The SPISE index has been validated in a cross-sectional investigation including a large cohort of over 1200 nondiabetic adults and 29 obese adolescents [23]. In this study, a cut-off value of SPISE below 6.61 was proposed to indicate the presence of insulin resistance, as estimated by the comparison with the clamp-derived M value.

Conversely, our study is the first investigation exploring the SPISE index in the prediction of impaired glucose regulation development in overweight and obese children. Thus, rather than using a previously identified SPISE cut-off obtained in a non-comparable population and study design, in our study we explored whether belonging to the lowest quartile of the SPISE index distribution, i.e. SPISE below 6.08, at baseline was associated with the development of altered glucose metabolism. Thus, a SPISE index cut-off < 6.08 may be proposed as a novel threshold for low insulin sensitivity in children which could predict the development of dysglycaemia later in life in the setting of the real world evidence.

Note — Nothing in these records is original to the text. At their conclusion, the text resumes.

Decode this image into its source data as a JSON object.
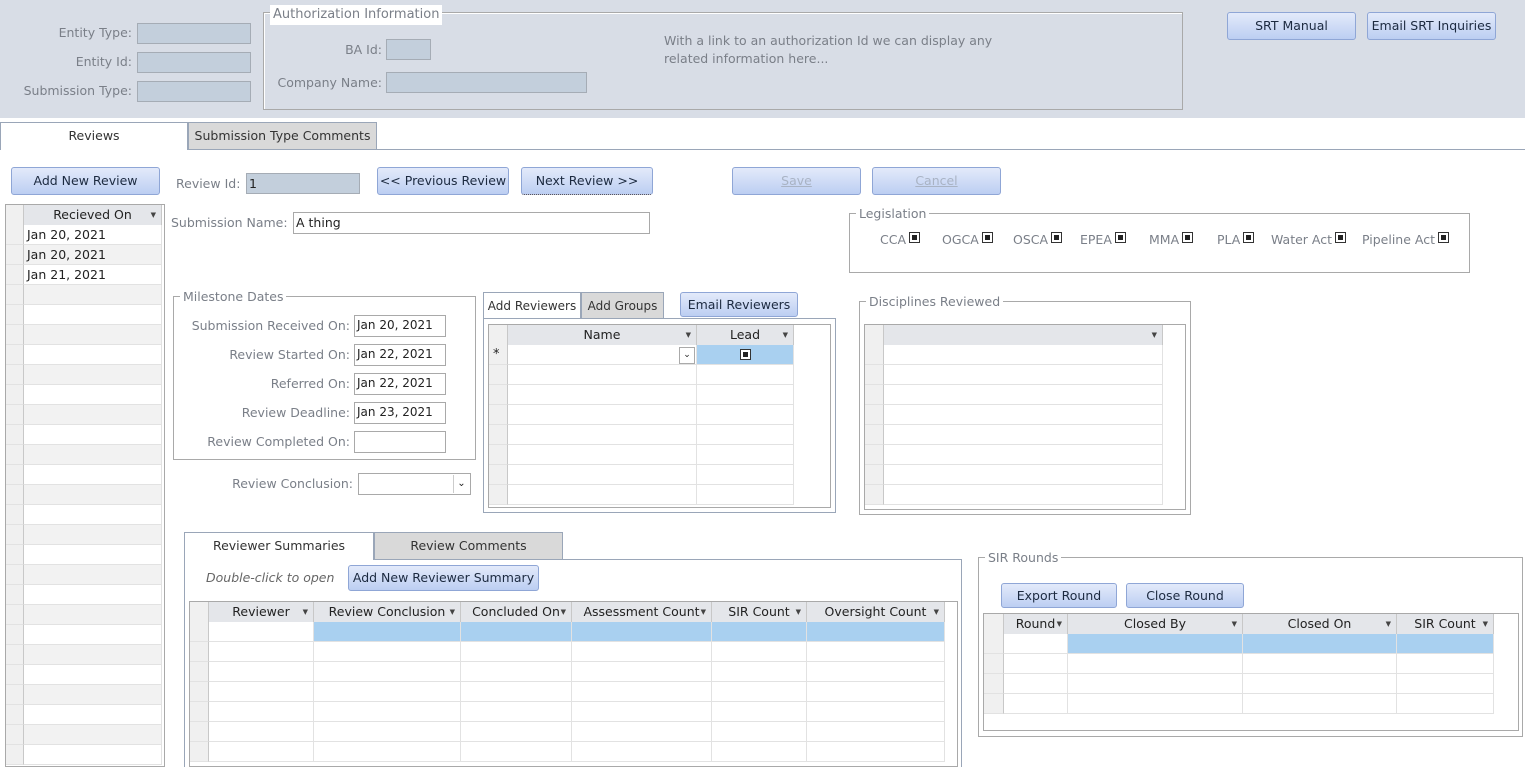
{
  "header": {
    "entity_type_label": "Entity Type:",
    "entity_id_label": "Entity Id:",
    "submission_type_label": "Submission Type:",
    "auth_legend": "Authorization Information",
    "ba_id_label": "BA Id:",
    "company_name_label": "Company Name:",
    "auth_note_1": "With a link to an authorization Id we can display any",
    "auth_note_2": "related information here...",
    "srt_manual": "SRT Manual",
    "email_srt": "Email SRT Inquiries"
  },
  "tabs": {
    "reviews": "Reviews",
    "submission_type_comments": "Submission Type Comments"
  },
  "toolbar": {
    "add_new_review": "Add New Review",
    "review_id_label": "Review Id:",
    "review_id_value": "1",
    "previous": "<< Previous Review",
    "next": "Next Review >>",
    "save": "Save",
    "cancel": "Cancel"
  },
  "review_list": {
    "columns": [
      "Recieved On"
    ],
    "rows": [
      [
        "Jan 20, 2021"
      ],
      [
        "Jan 20, 2021"
      ],
      [
        "Jan 21, 2021"
      ]
    ]
  },
  "submission": {
    "label": "Submission Name:",
    "value": "A thing"
  },
  "legislation": {
    "legend": "Legislation",
    "items": [
      "CCA",
      "OGCA",
      "OSCA",
      "EPEA",
      "MMA",
      "PLA",
      "Water Act",
      "Pipeline Act"
    ]
  },
  "milestones": {
    "legend": "Milestone Dates",
    "fields": [
      {
        "label": "Submission Received On:",
        "value": "Jan 20, 2021"
      },
      {
        "label": "Review Started On:",
        "value": "Jan 22, 2021"
      },
      {
        "label": "Referred On:",
        "value": "Jan 22, 2021"
      },
      {
        "label": "Review Deadline:",
        "value": "Jan 23, 2021"
      },
      {
        "label": "Review Completed On:",
        "value": ""
      }
    ],
    "conclusion_label": "Review Conclusion:",
    "conclusion_value": ""
  },
  "reviewers": {
    "tab_add_reviewers": "Add Reviewers",
    "tab_add_groups": "Add Groups",
    "email_reviewers": "Email Reviewers",
    "columns": [
      "Name",
      "Lead"
    ],
    "new_row_marker": "*"
  },
  "disciplines": {
    "legend": "Disciplines Reviewed",
    "columns": [
      ""
    ]
  },
  "summaries": {
    "tab_reviewer_summaries": "Reviewer Summaries",
    "tab_review_comments": "Review Comments",
    "hint": "Double-click to open",
    "add_button": "Add New Reviewer Summary",
    "columns": [
      "Reviewer",
      "Review Conclusion",
      "Concluded On",
      "Assessment Count",
      "SIR Count",
      "Oversight Count"
    ]
  },
  "sir_rounds": {
    "legend": "SIR Rounds",
    "export_round": "Export Round",
    "close_round": "Close Round",
    "columns": [
      "Round",
      "Closed By",
      "Closed On",
      "SIR Count"
    ]
  }
}
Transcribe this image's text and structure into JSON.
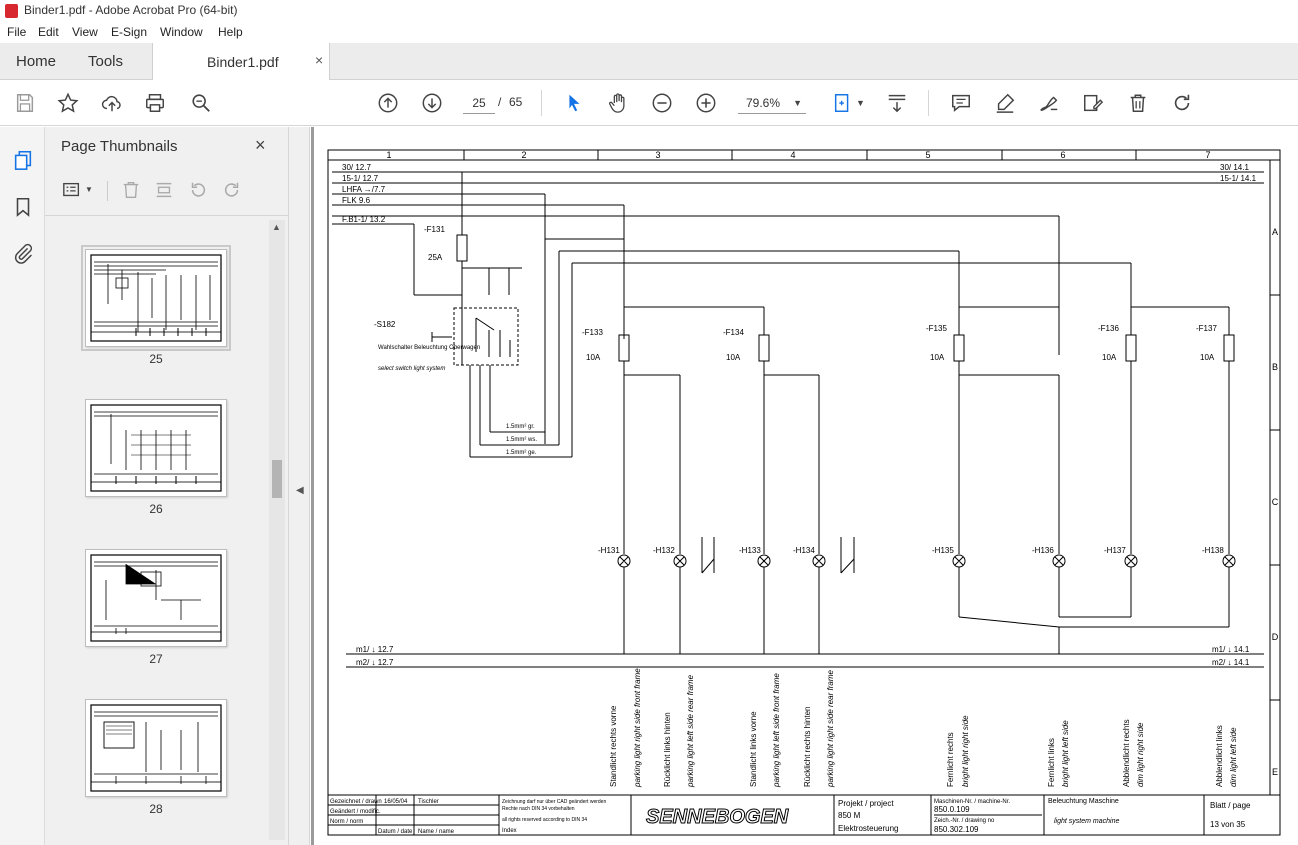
{
  "window": {
    "title": "Binder1.pdf - Adobe Acrobat Pro (64-bit)"
  },
  "menu": {
    "items": [
      "File",
      "Edit",
      "View",
      "E-Sign",
      "Window",
      "Help"
    ]
  },
  "tabs": {
    "home": "Home",
    "tools": "Tools",
    "document": "Binder1.pdf",
    "close": "×"
  },
  "toolbar": {
    "page_current": "25",
    "page_sep": "/",
    "page_total": "65",
    "zoom": "79.6%",
    "icons": [
      "save-icon",
      "bookmark-star-icon",
      "upload-icon",
      "print-icon",
      "zoom-search-icon",
      "prev-page-icon",
      "next-page-icon",
      "select-arrow-icon",
      "hand-icon",
      "zoom-out-icon",
      "zoom-in-icon",
      "fit-page-icon",
      "scroll-mode-icon",
      "comment-icon",
      "highlight-icon",
      "sign-icon",
      "edit-icon",
      "delete-icon",
      "rotate-icon"
    ]
  },
  "sidebar": {
    "title": "Page Thumbnails",
    "close": "×",
    "thumbnails": [
      {
        "label": "25",
        "selected": true
      },
      {
        "label": "26",
        "selected": false
      },
      {
        "label": "27",
        "selected": false
      },
      {
        "label": "28",
        "selected": false
      }
    ]
  },
  "colors": {
    "accent": "#1473e6",
    "chrome": "#ececec",
    "panel": "#f0f0f0",
    "doc_bg": "#9b9b9b"
  },
  "document": {
    "columns": [
      "1",
      "2",
      "3",
      "4",
      "5",
      "6",
      "7"
    ],
    "rows": [
      "A",
      "B",
      "C",
      "D",
      "E"
    ],
    "left_buses": [
      "30/ 12.7",
      "15-1/ 12.7",
      "LHFA →/7.7",
      "FLK 9.6",
      "F.B1-1/ 13.2"
    ],
    "right_buses": [
      "30/ 14.1",
      "15-1/ 14.1"
    ],
    "bottom_buses_left": [
      "m1/ ↓ 12.7",
      "m2/ ↓ 12.7"
    ],
    "bottom_buses_right": [
      "m1/ ↓ 14.1",
      "m2/ ↓ 14.1"
    ],
    "fuse_main": {
      "name": "-F131",
      "rating": "25A"
    },
    "switch": {
      "name": "-S182",
      "label_de": "Wahlschalter Beleuchtung Oberwagen",
      "label_en": "select switch light system"
    },
    "wires": [
      "1.5mm² gr.",
      "1.5mm² ws.",
      "1.5mm² ge."
    ],
    "fuses": [
      {
        "name": "-F133",
        "rating": "10A"
      },
      {
        "name": "-F134",
        "rating": "10A"
      },
      {
        "name": "-F135",
        "rating": "10A"
      },
      {
        "name": "-F136",
        "rating": "10A"
      },
      {
        "name": "-F137",
        "rating": "10A"
      }
    ],
    "lamps": [
      "-H131",
      "-H132",
      "-H133",
      "-H134",
      "-H135",
      "-H136",
      "-H137",
      "-H138"
    ],
    "descriptions": [
      {
        "de": "Standlicht rechts vorne",
        "en": "parking light right side front frame"
      },
      {
        "de": "Rücklicht links hinten",
        "en": "parking light left side rear frame"
      },
      {
        "de": "Standlicht links vorne",
        "en": "parking light left side front frame"
      },
      {
        "de": "Rücklicht rechts hinten",
        "en": "parking light right side rear frame"
      },
      {
        "de": "Fernlicht rechts",
        "en": "bright light right side"
      },
      {
        "de": "Fernlicht links",
        "en": "bright light left side"
      },
      {
        "de": "Abblendlicht rechts",
        "en": "dim light right side"
      },
      {
        "de": "Abblendlicht links",
        "en": "dim light left side"
      }
    ],
    "titleblock": {
      "company": "SENNEBOGEN",
      "project_label": "Projekt / project",
      "project_value": "850 M",
      "project_sub": "Elektrosteuerung",
      "machine_label": "Maschinen-Nr. / machine-Nr.",
      "machine_value": "850.0.109",
      "drawing_label": "Zeich.-Nr. / drawing no",
      "drawing_value": "850.302.109",
      "title_de": "Beleuchtung Maschine",
      "title_en": "light system machine",
      "sheet_label": "Blatt / page",
      "sheet_value": "13 von 35",
      "drawn": "Gezeichnet / drawn",
      "date": "16/05/04",
      "name": "Tischler",
      "modified": "Geändert / modific.",
      "norm": "Norm / norm",
      "date_label": "Datum / date",
      "name_label": "Name / name",
      "index_label": "Index",
      "rights1": "Zeichnung darf nur über CAD geändert werden",
      "rights2": "Rechte nach DIN 34 vorbehalten",
      "rights3": "all rights reserved according to DIN 34"
    }
  }
}
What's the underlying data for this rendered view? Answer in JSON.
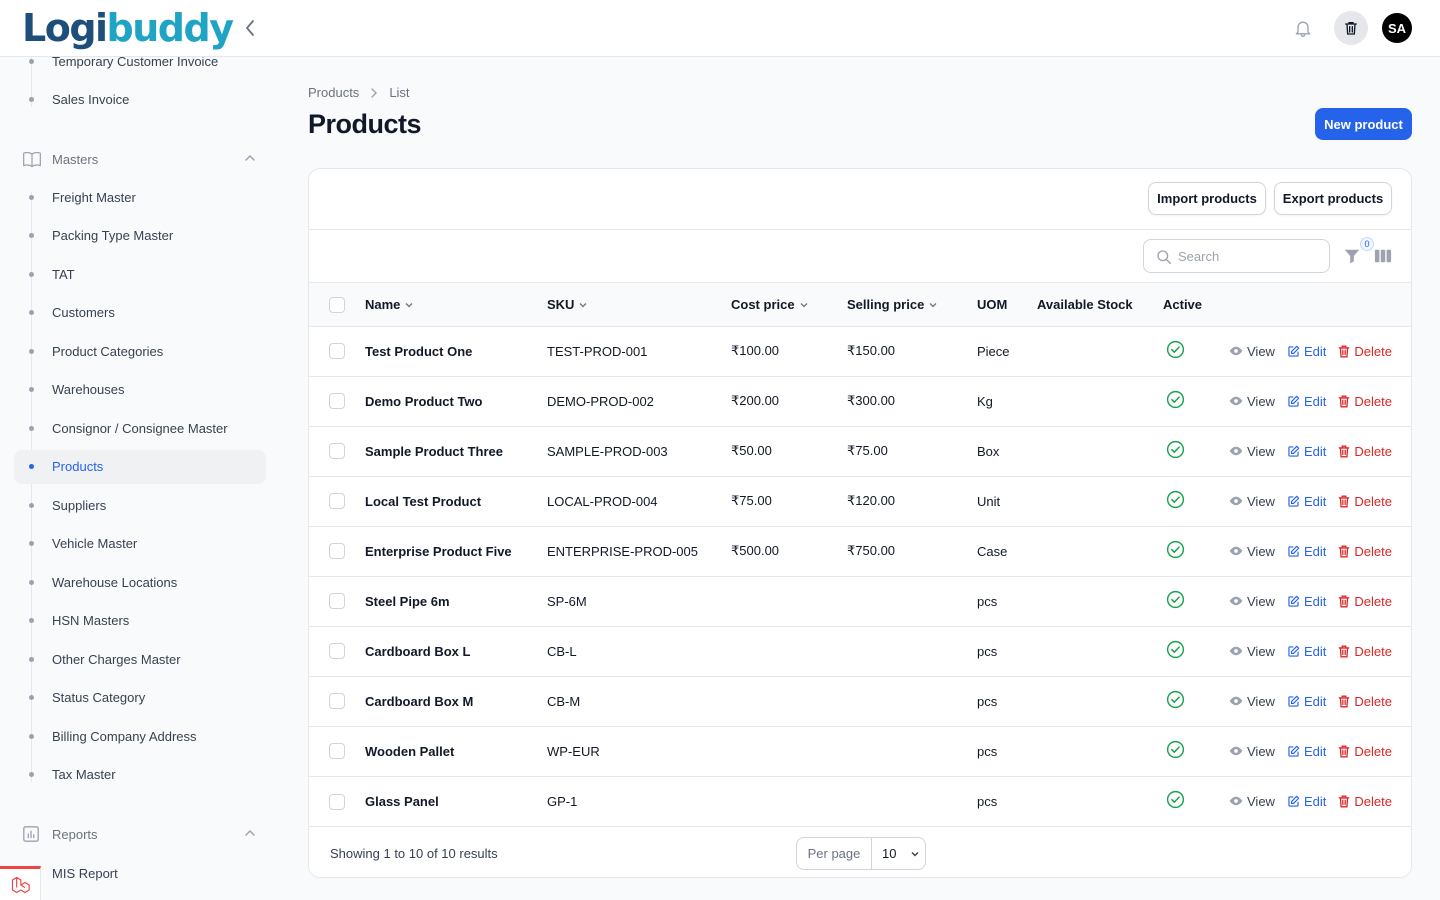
{
  "app": {
    "logo_text_1": "Logi",
    "logo_text_2": "buddy",
    "user_initials": "SA"
  },
  "sidebar": {
    "top_items": [
      {
        "label": "Temporary Customer Invoice"
      },
      {
        "label": "Sales Invoice"
      }
    ],
    "masters_group": "Masters",
    "masters_items": [
      {
        "label": "Freight Master"
      },
      {
        "label": "Packing Type Master"
      },
      {
        "label": "TAT"
      },
      {
        "label": "Customers"
      },
      {
        "label": "Product Categories"
      },
      {
        "label": "Warehouses"
      },
      {
        "label": "Consignor / Consignee Master"
      },
      {
        "label": "Products",
        "active": true
      },
      {
        "label": "Suppliers"
      },
      {
        "label": "Vehicle Master"
      },
      {
        "label": "Warehouse Locations"
      },
      {
        "label": "HSN Masters"
      },
      {
        "label": "Other Charges Master"
      },
      {
        "label": "Status Category"
      },
      {
        "label": "Billing Company Address"
      },
      {
        "label": "Tax Master"
      }
    ],
    "reports_group": "Reports",
    "reports_items": [
      {
        "label": "MIS Report"
      }
    ]
  },
  "breadcrumb": {
    "parent": "Products",
    "current": "List"
  },
  "page": {
    "title": "Products",
    "new_button": "New product"
  },
  "header_actions": {
    "import": "Import products",
    "export": "Export products"
  },
  "toolbar": {
    "search_placeholder": "Search",
    "filter_count": "0"
  },
  "table": {
    "columns": {
      "name": "Name",
      "sku": "SKU",
      "cost": "Cost price",
      "selling": "Selling price",
      "uom": "UOM",
      "stock": "Available Stock",
      "active": "Active"
    },
    "action_labels": {
      "view": "View",
      "edit": "Edit",
      "delete": "Delete"
    },
    "rows": [
      {
        "name": "Test Product One",
        "sku": "TEST-PROD-001",
        "cost": "₹100.00",
        "selling": "₹150.00",
        "uom": "Piece",
        "stock": "",
        "active": true
      },
      {
        "name": "Demo Product Two",
        "sku": "DEMO-PROD-002",
        "cost": "₹200.00",
        "selling": "₹300.00",
        "uom": "Kg",
        "stock": "",
        "active": true
      },
      {
        "name": "Sample Product Three",
        "sku": "SAMPLE-PROD-003",
        "cost": "₹50.00",
        "selling": "₹75.00",
        "uom": "Box",
        "stock": "",
        "active": true
      },
      {
        "name": "Local Test Product",
        "sku": "LOCAL-PROD-004",
        "cost": "₹75.00",
        "selling": "₹120.00",
        "uom": "Unit",
        "stock": "",
        "active": true
      },
      {
        "name": "Enterprise Product Five",
        "sku": "ENTERPRISE-PROD-005",
        "cost": "₹500.00",
        "selling": "₹750.00",
        "uom": "Case",
        "stock": "",
        "active": true
      },
      {
        "name": "Steel Pipe 6m",
        "sku": "SP-6M",
        "cost": "",
        "selling": "",
        "uom": "pcs",
        "stock": "",
        "active": true
      },
      {
        "name": "Cardboard Box L",
        "sku": "CB-L",
        "cost": "",
        "selling": "",
        "uom": "pcs",
        "stock": "",
        "active": true
      },
      {
        "name": "Cardboard Box M",
        "sku": "CB-M",
        "cost": "",
        "selling": "",
        "uom": "pcs",
        "stock": "",
        "active": true
      },
      {
        "name": "Wooden Pallet",
        "sku": "WP-EUR",
        "cost": "",
        "selling": "",
        "uom": "pcs",
        "stock": "",
        "active": true
      },
      {
        "name": "Glass Panel",
        "sku": "GP-1",
        "cost": "",
        "selling": "",
        "uom": "pcs",
        "stock": "",
        "active": true
      }
    ]
  },
  "footer": {
    "showing": "Showing 1 to 10 of 10 results",
    "per_page_label": "Per page",
    "per_page_value": "10"
  },
  "colors": {
    "primary": "#2563eb",
    "danger": "#dc2626",
    "success": "#16a34a"
  }
}
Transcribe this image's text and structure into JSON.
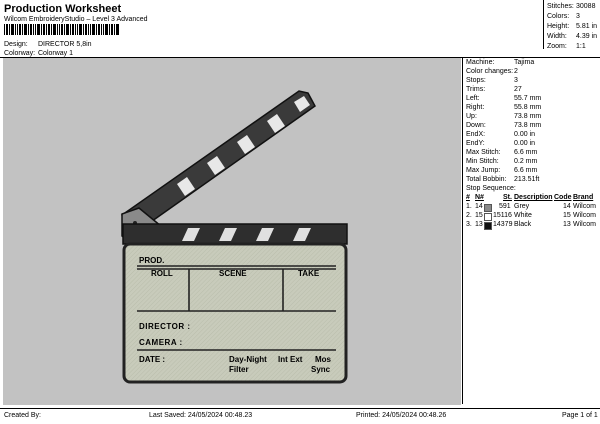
{
  "header": {
    "title": "Production Worksheet",
    "subtitle": "Wilcom EmbroideryStudio – Level 3 Advanced"
  },
  "design_info": [
    {
      "label": "Design:",
      "value": "DIRECTOR 5,8in"
    },
    {
      "label": "Colorway:",
      "value": "Colorway 1"
    }
  ],
  "summary": [
    {
      "label": "Stitches:",
      "value": "30088"
    },
    {
      "label": "Colors:",
      "value": "3"
    },
    {
      "label": "Height:",
      "value": "5.81 in"
    },
    {
      "label": "Width:",
      "value": "4.39 in"
    },
    {
      "label": "Zoom:",
      "value": "1:1"
    }
  ],
  "machine_info": [
    {
      "label": "Machine:",
      "value": "Tajima"
    },
    {
      "label": "Color changes:",
      "value": "2"
    },
    {
      "label": "Stops:",
      "value": "3"
    },
    {
      "label": "Trims:",
      "value": "27"
    },
    {
      "label": "Left:",
      "value": "55.7 mm"
    },
    {
      "label": "Right:",
      "value": "55.8 mm"
    },
    {
      "label": "Up:",
      "value": "73.8 mm"
    },
    {
      "label": "Down:",
      "value": "73.8 mm"
    },
    {
      "label": "EndX:",
      "value": "0.00 in"
    },
    {
      "label": "EndY:",
      "value": "0.00 in"
    },
    {
      "label": "Max Stitch:",
      "value": "6.6 mm"
    },
    {
      "label": "Min Stitch:",
      "value": "0.2 mm"
    },
    {
      "label": "Max Jump:",
      "value": "6.6 mm"
    },
    {
      "label": "Total Bobbin:",
      "value": "213.51ft"
    }
  ],
  "stop_sequence": {
    "title": "Stop Sequence:",
    "headers": [
      "#",
      "N#",
      "St.",
      "Description",
      "Code",
      "Brand"
    ],
    "rows": [
      {
        "num": "1.",
        "needle": "14",
        "color": "#8a8a8a",
        "stitches": "591",
        "description": "Grey",
        "code": "14",
        "brand": "Wilcom"
      },
      {
        "num": "2.",
        "needle": "15",
        "color": "#ffffff",
        "stitches": "15116",
        "description": "White",
        "code": "15",
        "brand": "Wilcom"
      },
      {
        "num": "3.",
        "needle": "13",
        "color": "#111111",
        "stitches": "14379",
        "description": "Black",
        "code": "13",
        "brand": "Wilcom"
      }
    ]
  },
  "clapperboard": {
    "prod": "PROD.",
    "roll": "ROLL",
    "scene": "SCENE",
    "take": "TAKE",
    "director": "DIRECTOR :",
    "camera": "CAMERA :",
    "date": "DATE :",
    "day_night": "Day-Night",
    "int_ext": "Int Ext",
    "mos": "Mos",
    "filter": "Filter",
    "sync": "Sync",
    "board_color": "#c8cbbb",
    "outline_color": "#222222"
  },
  "footer": {
    "created_by": "Created By:",
    "last_saved": "Last Saved: 24/05/2024 00:48.23",
    "printed": "Printed: 24/05/2024 00:48.26",
    "page": "Page 1 of 1"
  }
}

The rationale of the SPISE index to identify insulin resistance is particularly intriguing: TG and HDL represent changes in lipids and lipoproteins that are among the earliest manifestations of insulin resistance [48,49,50]. Indeed, insulin resistance measured by euglycaemic clamp is associated with adverse lipid and lipoprotein changes favoring atherosclerosis even in subjects without diabetes. The addition of BMI, another easy indirect measure of adipose tissue and insulin sensitivity, further enhances the sensitivity of the SPISE index. For all these characteristics, the SPISE index, but not traditional insulin-derived indicators of insulin sensitivity/resistance such ad ISI and HOMA-IR, performed very well as a strong independent predictor of development of IGR in the large population of overweight and obese children included in this study.

In conclusion, this study demonstrates that the SPISE index is a strong indicator of insulin sensitivity in children with and without body weight excess, and that in overweight/obese individuals it predicts the development of impaired glucose regulation later in life independently from potential confounders. Finally, for its characteristics of non-invasive, low-cost and simple to estimate index, the SPISE index may represent an easy surrogate of insulin sensitivity in overweight/obese children to be used as a screening tool for metabolic risk assessment on a large scale.